Oskar hatte bei der Kollision mit dem Storch eindeutig den Kürzeren gezogen. Der Ärmste war kaum mehr wiederzuerkennen. Dort, wo andere Menschen gemeinhin ein linkes Auge besaßen, besaß Oskar nurmehr eine dunkle Höhle, aus der die schleimigen Überreste des einstigen Augapfels seitlich an der Wange herunterhingen. Der Schnabel des Vogels hatte das linke Auge durchbohrt, das rechte Auge starrte blicklos in den Himmel. Oskars seitlich weggedrückte Nase war gebrochen, eine Augenbraue aufgeplatzt, zwischen den Lippen hing die Zunge heraus.
Der Junge stöhnte auf und hustete. Kleine weiße Bläschen sammelten sich in den Mundwinkeln. Der Aufprall des herabgesausten Vogels hatte ihm scheinbar die Lunge gequetscht.
Der Vogel lag ebenfalls verletzt im Gras, sah aber besser aus als Oskar. Olga tänzelte um den Storch herum und packte ihn dann energisch am Hals. Etwas knackte, die Beine des Storches zappelten noch einmal kurz, dann hing der Vogel leblos in der Schnauze der Mischlingshündin, die ihn von uns weg hinter die Hecke zerrte. Keiner der Umstehenden hielt den Hund auf. Wir waren zu sehr mit Oskar beschäftigt, um uns auch noch um einen Storch zu sorgen oder darum, was die Hündin mit dem Vogel anstellte.
Olga war eine Landhündin, auf dem Dorf geboren und groß geworden. Gemeinhin verspeiste sie auch schon mal ganze Tauben, wenn sie sie verunglückt auf der Straße fand.
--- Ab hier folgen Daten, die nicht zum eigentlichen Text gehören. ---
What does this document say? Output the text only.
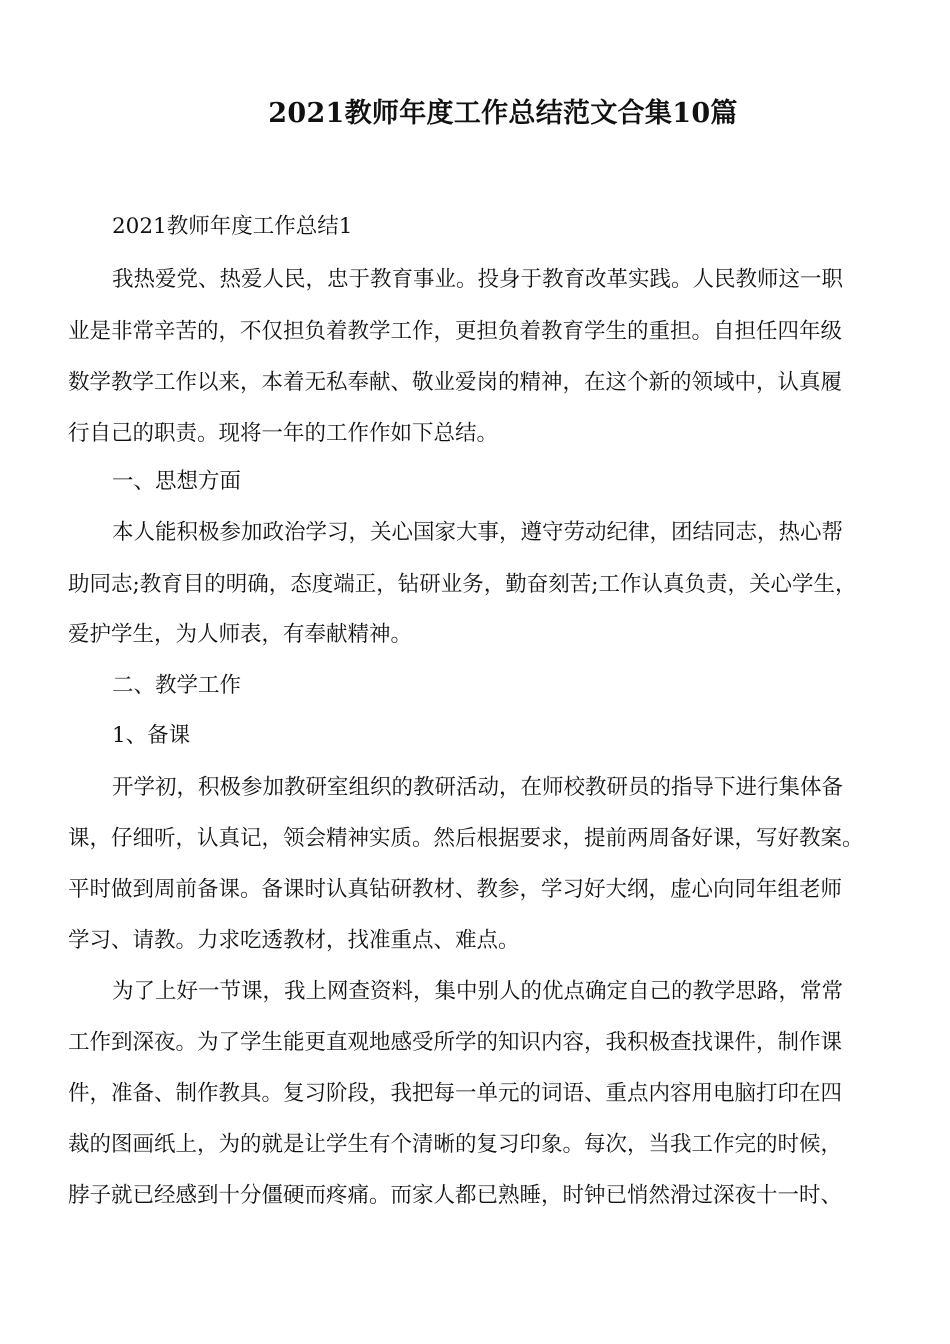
2021教师年度工作总结范文合集10篇
2021教师年度工作总结1
我热爱党、热爱人民，忠于教育事业。投身于教育改革实践。人民教师这一职
业是非常辛苦的，不仅担负着教学工作，更担负着教育学生的重担。自担任四年级
数学教学工作以来，本着无私奉献、敬业爱岗的精神，在这个新的领域中，认真履
行自己的职责。现将一年的工作作如下总结。
一、思想方面
本人能积极参加政治学习，关心国家大事，遵守劳动纪律，团结同志，热心帮
助同志;教育目的明确，态度端正，钻研业务，勤奋刻苦;工作认真负责，关心学生，
爱护学生，为人师表，有奉献精神。
二、教学工作
1、备课
开学初，积极参加教研室组织的教研活动，在师校教研员的指导下进行集体备
课，仔细听，认真记，领会精神实质。然后根据要求，提前两周备好课，写好教案。
平时做到周前备课。备课时认真钻研教材、教参，学习好大纲，虚心向同年组老师
学习、请教。力求吃透教材，找准重点、难点。
为了上好一节课，我上网查资料，集中别人的优点确定自己的教学思路，常常
工作到深夜。为了学生能更直观地感受所学的知识内容，我积极查找课件，制作课
件，准备、制作教具。复习阶段，我把每一单元的词语、重点内容用电脑打印在四
裁的图画纸上，为的就是让学生有个清晰的复习印象。每次，当我工作完的时候，
脖子就已经感到十分僵硬而疼痛。而家人都已熟睡，时钟已悄然滑过深夜十一时、
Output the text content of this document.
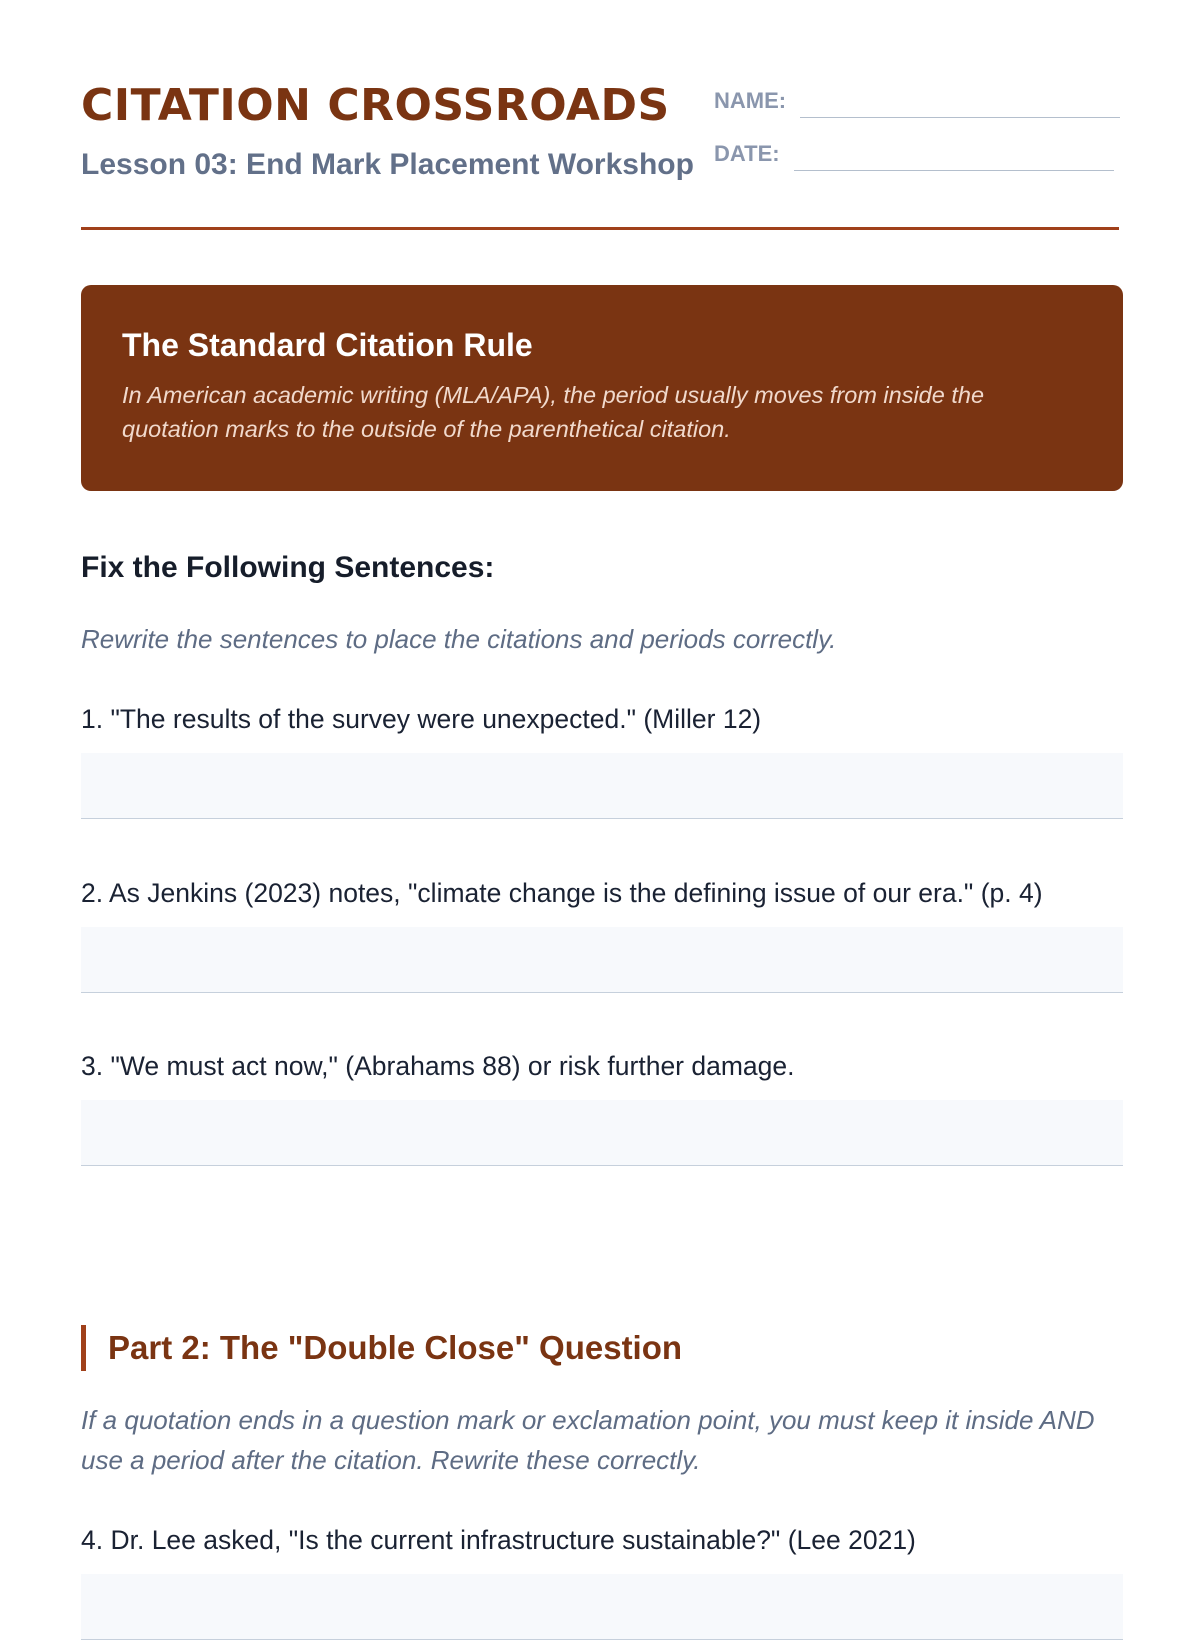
CITATION CROSSROADS
Lesson 03: End Mark Placement Workshop
NAME:
DATE:
The Standard Citation Rule
In American academic writing (MLA/APA), the period usually moves from inside the quotation marks to the outside of the parenthetical citation.
Fix the Following Sentences:
Rewrite the sentences to place the citations and periods correctly.
1. "The results of the survey were unexpected." (Miller 12)
2. As Jenkins (2023) notes, "climate change is the defining issue of our era." (p. 4)
3. "We must act now," (Abrahams 88) or risk further damage.
Part 2: The "Double Close" Question
If a quotation ends in a question mark or exclamation point, you must keep it inside AND use a period after the citation. Rewrite these correctly.
4. Dr. Lee asked, "Is the current infrastructure sustainable?" (Lee 2021)
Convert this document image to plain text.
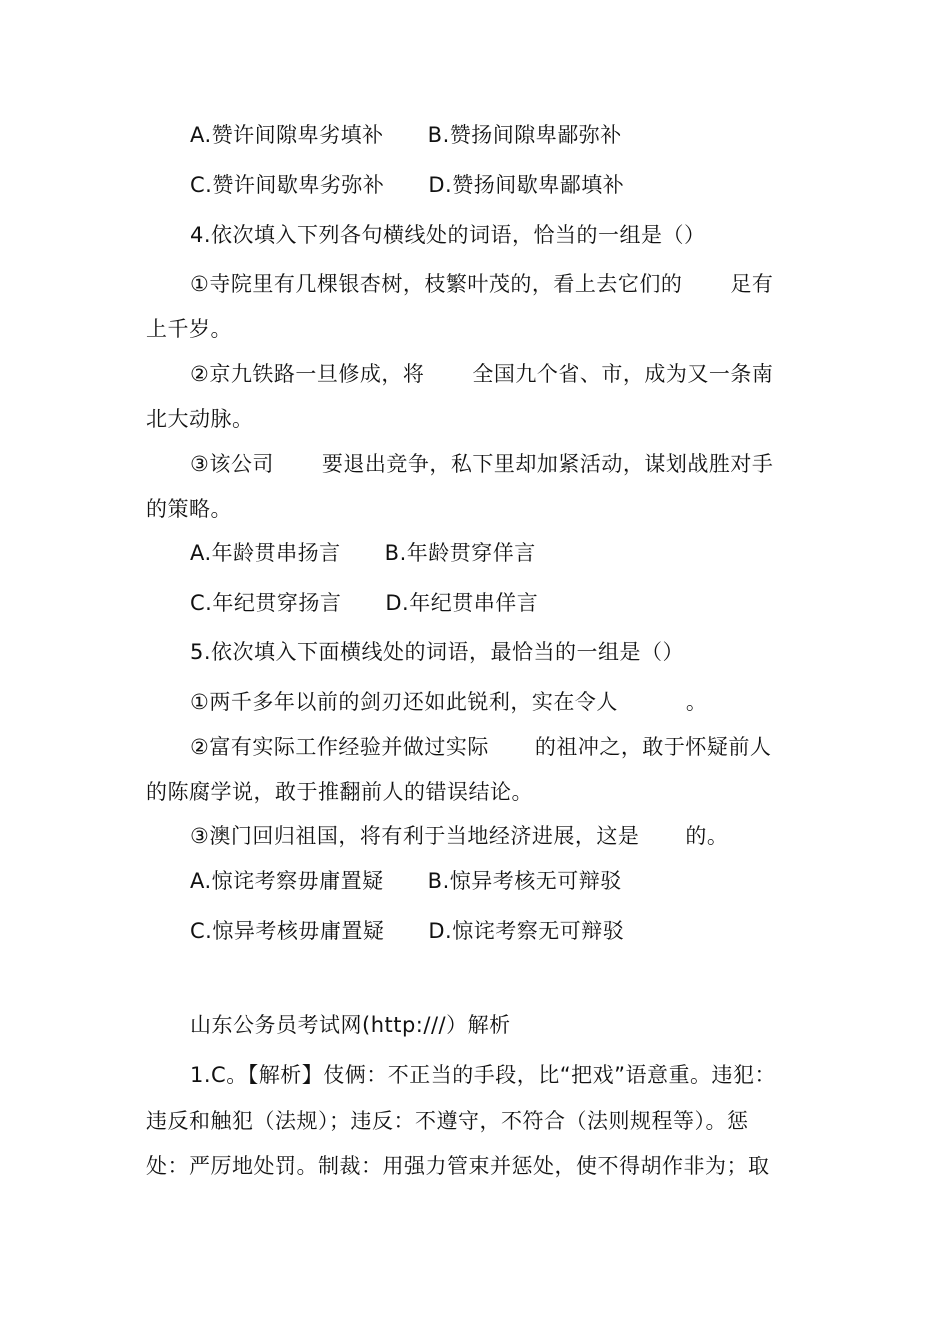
A.赞许间隙卑劣填补 B.赞扬间隙卑鄙弥补
C.赞许间歇卑劣弥补 D.赞扬间歇卑鄙填补
4.依次填入下列各句横线处的词语，恰当的一组是（）
①寺院里有几棵银杏树，枝繁叶茂的，看上去它们的 足有
上千岁。
②京九铁路一旦修成，将 全国九个省、市，成为又一条南
北大动脉。
③该公司 要退出竞争，私下里却加紧活动，谋划战胜对手
的策略。
A.年龄贯串扬言 B.年龄贯穿佯言
C.年纪贯穿扬言 D.年纪贯串佯言
5.依次填入下面横线处的词语，最恰当的一组是（）
①两千多年以前的剑刃还如此锐利，实在令人	。
②富有实际工作经验并做过实际 的祖冲之，敢于怀疑前人
的陈腐学说，敢于推翻前人的错误结论。
③澳门回归祖国，将有利于当地经济进展，这是 的。
A.惊诧考察毋庸置疑 B.惊异考核无可辩驳
C.惊异考核毋庸置疑 D.惊诧考察无可辩驳
山东公务员考试网(http:///）解析
1.C。【解析】伎俩：不正当的手段，比“把戏”语意重。违犯：
违反和触犯（法规）；违反：不遵守，不符合（法则规程等）。惩
处：严厉地处罚。制裁：用强力管束并惩处，使不得胡作非为；取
Selbst einen Igel hatte Olga schon vertilgt, erzählte uns Larentius ein paar Tage später, als ich ihn nach dem Verbleib des Storches fragte. Kein Mensch hatte an dem Abend noch an den Storch gedacht. Am nächsten Morgen hatten er und sein Sohn nur noch die Beine und den Kopf mit dem langen Schnabel sowie ein paar Überreste des Rumpfes gefunden. Alles andere hatte Olga vertilgt. Genüsslich, wie Larentius betonte. Olga liebte frisches Fleisch.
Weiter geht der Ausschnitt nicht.